The point is that almost every glorious plan for anything turns out to be riddled with mistakes and unanticipated problems. These problems need to be solved if the plan is to succeed and to benefit anyone. But politics and government are the system of one more Big Push. This is because they are, in the first instance, a human project for defending the border. And the obvious strategy for defending the border is that, if you seem to be failing, you pour in more young males. The only problem is that almost everything else in the world is not suitable for the one more Big Push treatment. It needs the people on the sharp end with the authority and the responsibility to fix things on the fly.

So when President Xi calls for a Big Push, putting "policing and security to the forefront," he is probably wrong. Not that that will hurt him. He is President-for-life. But his one more Big Push will probably hurt the long-suffering Chinese people.

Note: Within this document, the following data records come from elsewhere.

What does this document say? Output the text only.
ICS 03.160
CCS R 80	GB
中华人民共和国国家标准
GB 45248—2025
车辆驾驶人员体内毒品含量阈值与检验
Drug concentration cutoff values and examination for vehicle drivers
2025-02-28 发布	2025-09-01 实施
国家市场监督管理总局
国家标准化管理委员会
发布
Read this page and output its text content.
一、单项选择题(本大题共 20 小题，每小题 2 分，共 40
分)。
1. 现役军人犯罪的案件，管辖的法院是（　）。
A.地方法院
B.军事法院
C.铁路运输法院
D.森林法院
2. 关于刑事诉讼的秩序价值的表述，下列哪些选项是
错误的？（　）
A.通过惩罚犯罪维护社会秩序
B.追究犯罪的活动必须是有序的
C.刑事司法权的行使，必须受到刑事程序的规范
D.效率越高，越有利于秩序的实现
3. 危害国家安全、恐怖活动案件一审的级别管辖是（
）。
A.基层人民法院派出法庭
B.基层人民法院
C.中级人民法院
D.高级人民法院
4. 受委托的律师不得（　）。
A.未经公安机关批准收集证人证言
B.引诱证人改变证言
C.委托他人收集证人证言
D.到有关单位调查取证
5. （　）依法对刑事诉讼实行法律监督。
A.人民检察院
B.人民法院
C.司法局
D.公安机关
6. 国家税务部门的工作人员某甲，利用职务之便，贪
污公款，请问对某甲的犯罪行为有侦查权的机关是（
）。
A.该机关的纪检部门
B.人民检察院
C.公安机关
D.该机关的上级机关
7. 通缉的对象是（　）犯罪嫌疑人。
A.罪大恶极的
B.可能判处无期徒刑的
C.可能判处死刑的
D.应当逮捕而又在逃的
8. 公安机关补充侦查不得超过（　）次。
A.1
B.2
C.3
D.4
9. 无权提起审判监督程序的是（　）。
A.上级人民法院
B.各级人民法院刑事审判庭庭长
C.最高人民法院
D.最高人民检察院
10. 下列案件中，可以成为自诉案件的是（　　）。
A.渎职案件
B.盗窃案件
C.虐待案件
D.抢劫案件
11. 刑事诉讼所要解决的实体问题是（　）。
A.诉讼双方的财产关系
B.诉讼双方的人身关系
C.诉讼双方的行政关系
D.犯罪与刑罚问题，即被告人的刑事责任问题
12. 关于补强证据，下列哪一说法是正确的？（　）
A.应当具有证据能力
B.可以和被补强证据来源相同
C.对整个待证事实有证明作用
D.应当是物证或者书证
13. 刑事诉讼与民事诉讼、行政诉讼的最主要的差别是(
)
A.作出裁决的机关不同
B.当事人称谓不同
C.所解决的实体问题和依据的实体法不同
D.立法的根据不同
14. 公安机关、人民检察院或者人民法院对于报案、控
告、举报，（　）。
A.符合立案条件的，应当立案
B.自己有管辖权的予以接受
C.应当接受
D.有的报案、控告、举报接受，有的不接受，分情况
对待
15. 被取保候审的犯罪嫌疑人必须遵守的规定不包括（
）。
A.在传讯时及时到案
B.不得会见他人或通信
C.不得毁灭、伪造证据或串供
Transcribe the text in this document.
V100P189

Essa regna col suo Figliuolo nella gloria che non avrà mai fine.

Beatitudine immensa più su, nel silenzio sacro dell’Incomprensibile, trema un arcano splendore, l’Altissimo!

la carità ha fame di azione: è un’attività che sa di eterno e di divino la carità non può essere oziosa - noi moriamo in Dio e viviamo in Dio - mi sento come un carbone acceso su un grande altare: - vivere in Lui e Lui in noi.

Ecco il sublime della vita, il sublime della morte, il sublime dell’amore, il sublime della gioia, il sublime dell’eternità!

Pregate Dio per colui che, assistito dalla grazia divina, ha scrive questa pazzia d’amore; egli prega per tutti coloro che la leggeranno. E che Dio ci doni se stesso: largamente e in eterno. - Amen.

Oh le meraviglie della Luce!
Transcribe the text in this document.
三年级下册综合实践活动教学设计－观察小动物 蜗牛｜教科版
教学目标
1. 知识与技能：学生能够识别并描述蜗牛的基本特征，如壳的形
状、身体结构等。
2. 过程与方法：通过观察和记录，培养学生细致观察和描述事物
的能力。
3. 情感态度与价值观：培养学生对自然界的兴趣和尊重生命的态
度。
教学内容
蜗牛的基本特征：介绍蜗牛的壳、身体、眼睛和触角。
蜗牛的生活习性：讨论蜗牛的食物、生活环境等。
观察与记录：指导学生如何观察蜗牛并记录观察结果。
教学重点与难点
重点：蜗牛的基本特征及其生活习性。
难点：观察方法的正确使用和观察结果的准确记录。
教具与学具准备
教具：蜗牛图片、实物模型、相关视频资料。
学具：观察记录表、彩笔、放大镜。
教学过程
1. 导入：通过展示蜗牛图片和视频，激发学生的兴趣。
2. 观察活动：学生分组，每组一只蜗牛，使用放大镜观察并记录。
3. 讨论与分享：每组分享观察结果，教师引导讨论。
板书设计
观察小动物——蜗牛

Politics is about power, and the one thing that political people do not understand is that almost everything in this world is not best organized and solved by politics.

1 comment:

  1. The Law of Unintended Consequences dictates that nothing will turn out as planned, that instead unanticipated results and hitches will evidence themselves. The beauty of dispersed responsibility, close to the action, is that there is a much better chance for corrective action to be taken before the unexpected problems spiral out of control. The more centralized the control, the greater and more significant the spiral towards catastrophe.
    Now, consider that millions upon millions of events are happening simultaneously, not just one. Millions and millions of unintended consequences must be dealt with sooner rather than later or-- as stated in this essay-- the wheels come off the whole apparatus. And not very prettily.